Greenwood residents want answers as to why the city is one step closer to allowing a luxury apartment developer to essentially not pay taxes for nine years in order to improve its profit margin and keep rents competitive.

The Greenwood City Council on Monday voted 7-1 to approve a unique incentive — dubbed a "super abatement" by economists — for a developer that is headquartered in the city. Council member Bruce Armstrong voted against it.

The Garrett Co. is building a 180-unit, high-end apartment complex, recently dubbed VERGE Luxury Flats, on 6 acres across the street from its headquarters on Greenwood Springs Boulevard, on the city’s north side.

The city’s redevelopment commission unanimously approved the incentive, and now, because the tax break is valued at more than $1 million, the city council must decide whether to approve it. A final vote is expected at the council’s next meeting June 17.

Here’s how it works: The company has realized that it can charge higher rents in other states and asked the city to make up the difference in its revenue — about $1.24 million — so that the company can charge comparable local market rates on the new complex in Greenwood. The company has the cash it needs to build the project, so for the next nine years, the city will return most of the company’s property tax payment to it, basically paying an incentive over the course of several years rather than a one-time cash handout.

So the company will get its own property tax payment back until the city has repaid the company its $1.24 million investment, plus interest, to total $1.72 million.

Although the city claims there is no risk to the taxpayers, and they are not handing over any money to the developer, residents are asking why the city is willing to allow this big of a tax break for a residential development.

"(They are), by far, the fastest growing business in Indiana … yet they need a cash advancement to build here," said Dale Marmaduke, who ran an unsuccessful campaign for mayor against Mayor Mark Myers in the May primary. "That, to me, sounds like an over-leveraged company that needs money, and I am scared of that.

I ask that you not give city money for something like this," he said.

Jay Hart, who recently ran unsuccessfully for a spot on the city council, said the city needs to better prioritize its needs, and work harder to produce more tax revenue rather than giving it away.

"It seems that the project has already started. I was over there yesterday and there is already drainage in the ground," Hart said. "I am trying to figure out why we are, after the fact, investing our money in a company that started a ($24 million) project knowing they were going to have this deficit in the margin, and why the people of Greenwood are responsible for that," Hart said.

"Why are we investing in a private business? We didn’t elect an investment firm. We elected you to be sensible, conservative people, to handle our money wisely," he continued.

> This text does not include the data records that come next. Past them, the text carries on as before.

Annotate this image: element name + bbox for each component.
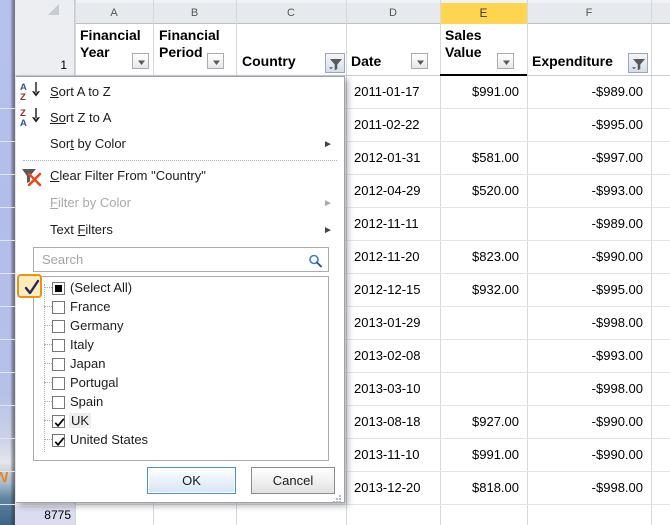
- svg-text:A: A: [20, 118, 27, 127]
- svg-text:Z: Z: [20, 92, 26, 101]
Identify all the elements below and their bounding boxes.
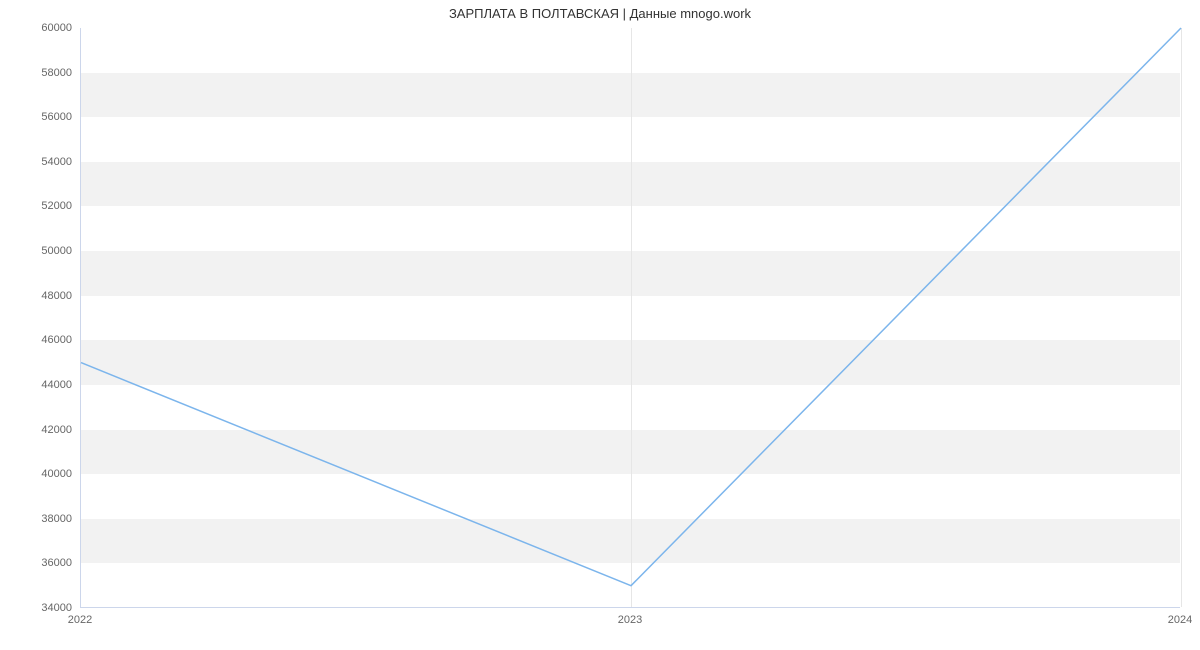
y-axis-label: 50000 <box>0 245 72 257</box>
y-axis-label: 52000 <box>0 200 72 212</box>
chart-title: ЗАРПЛАТА В ПОЛТАВСКАЯ | Данные mnogo.wor… <box>0 6 1200 21</box>
y-axis-label: 46000 <box>0 334 72 346</box>
y-axis-label: 34000 <box>0 602 72 614</box>
series-line <box>81 28 1181 608</box>
y-axis-label: 44000 <box>0 379 72 391</box>
plot-area <box>80 28 1180 608</box>
y-axis-label: 38000 <box>0 513 72 525</box>
salary-chart: ЗАРПЛАТА В ПОЛТАВСКАЯ | Данные mnogo.wor… <box>0 0 1200 650</box>
y-axis-label: 48000 <box>0 290 72 302</box>
y-axis-label: 58000 <box>0 67 72 79</box>
y-axis-label: 40000 <box>0 468 72 480</box>
x-axis-label: 2024 <box>1168 614 1192 626</box>
y-axis-label: 56000 <box>0 111 72 123</box>
x-axis-label: 2023 <box>618 614 642 626</box>
y-axis-label: 60000 <box>0 22 72 34</box>
x-axis-label: 2022 <box>68 614 92 626</box>
y-axis-label: 42000 <box>0 424 72 436</box>
y-axis-label: 36000 <box>0 557 72 569</box>
y-axis-label: 54000 <box>0 156 72 168</box>
vertical-gridline <box>1181 28 1182 607</box>
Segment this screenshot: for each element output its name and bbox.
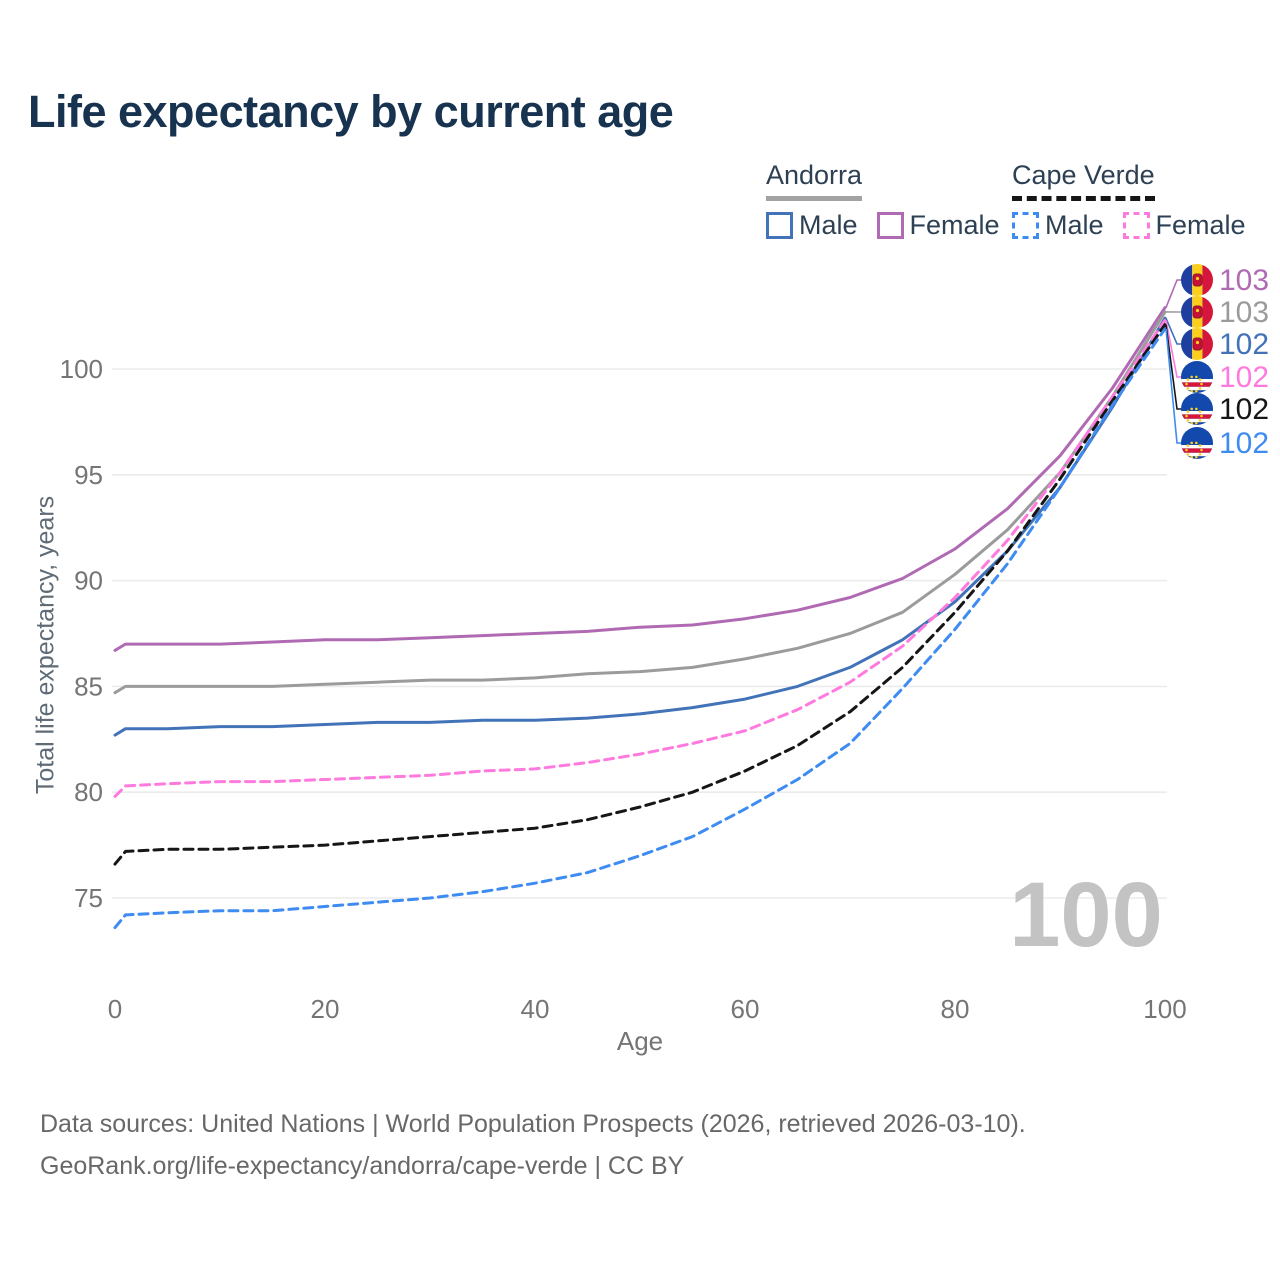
series-line-cape-verde-female [113, 318, 1167, 798]
legend-item-label: Male [1045, 210, 1104, 240]
age-indicator-watermark: 100 [1009, 864, 1163, 966]
y-tick-label: 90 [74, 566, 103, 596]
cape-verde-female-swatch-icon [1122, 212, 1150, 239]
andorra-flag-icon [1181, 264, 1213, 296]
y-tick-label: 100 [60, 354, 103, 384]
footer-attribution: GeoRank.org/life-expectancy/andorra/cape… [40, 1152, 685, 1180]
x-tick-label: 60 [731, 994, 760, 1024]
andorra-male-swatch-icon [766, 212, 793, 239]
andorra-flag-icon [1181, 296, 1213, 328]
y-tick-label: 95 [74, 460, 103, 490]
x-tick-label: 20 [311, 994, 340, 1024]
legend-item-cape-verde-male[interactable]: Male [1012, 210, 1104, 241]
x-tick-label: 100 [1143, 994, 1186, 1024]
series-end-value: 102 [1219, 393, 1269, 426]
series-line-cape-verde-both-sexes [113, 323, 1167, 866]
y-tick-label: 75 [74, 883, 103, 913]
legend-item-label: Male [799, 210, 858, 240]
x-tick-label: 40 [521, 994, 550, 1024]
series-end-value: 103 [1219, 296, 1269, 329]
end-label-leader-line [1165, 279, 1181, 308]
legend-country-cape-verde: Cape Verde [1012, 160, 1155, 201]
series-end-value: 102 [1219, 361, 1269, 394]
series-line-cape-verde-male [113, 327, 1167, 930]
legend-items-andorra: Male Female [766, 210, 1000, 241]
legend-item-label: Female [1155, 210, 1246, 240]
cape-verde-flag-icon [1181, 361, 1213, 393]
legend-items-cape-verde: Male Female [1012, 210, 1246, 241]
andorra-female-swatch-icon [876, 212, 904, 239]
cape-verde-flag-icon [1181, 393, 1213, 425]
y-tick-label: 85 [74, 671, 103, 701]
end-label-leader-line [1165, 328, 1181, 444]
page-title: Life expectancy by current age [28, 86, 674, 137]
andorra-flag-icon [1181, 328, 1213, 360]
series-line-andorra-male [113, 316, 1167, 737]
series-line-andorra-female [113, 306, 1167, 652]
legend-country-andorra: Andorra [766, 160, 863, 201]
cape-verde-male-swatch-icon [1012, 212, 1039, 239]
end-label-leader-line [1165, 317, 1181, 345]
legend-group-andorra: Andorra Male Female [766, 160, 1000, 241]
series-end-value: 103 [1219, 264, 1269, 297]
x-axis-title: Age [616, 1026, 664, 1056]
y-axis-title: Total life expectancy, years [31, 495, 60, 795]
cape-verde-flag-icon [1181, 427, 1213, 459]
footer-data-sources: Data sources: United Nations | World Pop… [40, 1110, 1026, 1138]
x-tick-label: 80 [941, 994, 970, 1024]
legend-item-label: Female [909, 210, 1000, 240]
series-end-value: 102 [1219, 328, 1269, 361]
legend-item-cape-verde-female[interactable]: Female [1122, 210, 1246, 241]
end-label-leader-line [1165, 320, 1181, 378]
x-tick-label: 0 [108, 994, 122, 1024]
end-label-leader-line [1165, 324, 1181, 410]
series-line-andorra-both-sexes [113, 310, 1167, 695]
y-tick-label: 80 [74, 777, 103, 807]
legend-item-andorra-female[interactable]: Female [876, 210, 1000, 241]
legend-item-andorra-male[interactable]: Male [766, 210, 858, 241]
series-end-value: 102 [1219, 427, 1269, 460]
legend-group-cape-verde: Cape Verde Male Female [1012, 160, 1246, 241]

He accused city officials of being financial acrobats, and argued that when the TIFs were introduced, the first priority was supposed to be fixing the city’s streets and sidewalks and improving its infrastructure. Parks improvements and economic development would come second. But his neighborhood’s infrastructure is still a mess, he said.

"What are we doing as a city to combat that law that says we can’t use this financing to fix my streets? Are we challenging the state on that? Are we challenging the state on the things that we need in my neighborhood, in District 1, or only on the pet projects that everybody in the administration and some of you up there seem to want? What are we doing? We need these things and we can’t wait another 25 years. That’s not a plan," Hart said.

Legal and financial consultants hired by Greenwood to draft this deal, as well as some council members, hammered the idea that there is no risk to the city, and that the city is not handing over any money for the project. The developer is purchasing the bond. The developer will only get back the amount of taxes its development generates.

"What the developer is looking to do is get a future cash stream to help offset some of the market differences they’re experiencing in the level of apartments that they want to construct in the city and the amount of rental income that they can ask for those apartments," said Jennifer Hudson, a financial adviser the city hired to work on this project.

"They only get their taxes rebated back to them, nothing else," she added. "It gives them a future cash flow benefit for their investment in the community."

Council member Ron Bates asked for examples of similar developer-backed bonds used in other areas. Indianapolis, Kokomo and Evansville have made similar deals with developers, consultants said.

Armstrong asked if the projects in Evansville were residential or commercial.

Commercial, they said. The city provided similar incentives to help local businesses expand and grow their footprints in Evansville.

In the end, the city council was supportive of the deal and project, complimenting the location and style. If they vote similarly at the next council meeting, the incentive passes.

"All the city is doing is foregoing some tax revenue we wouldn’t be getting anyway if this apartment complex wasn’t going in," said Sam Hodson, a local attorney who represents the city.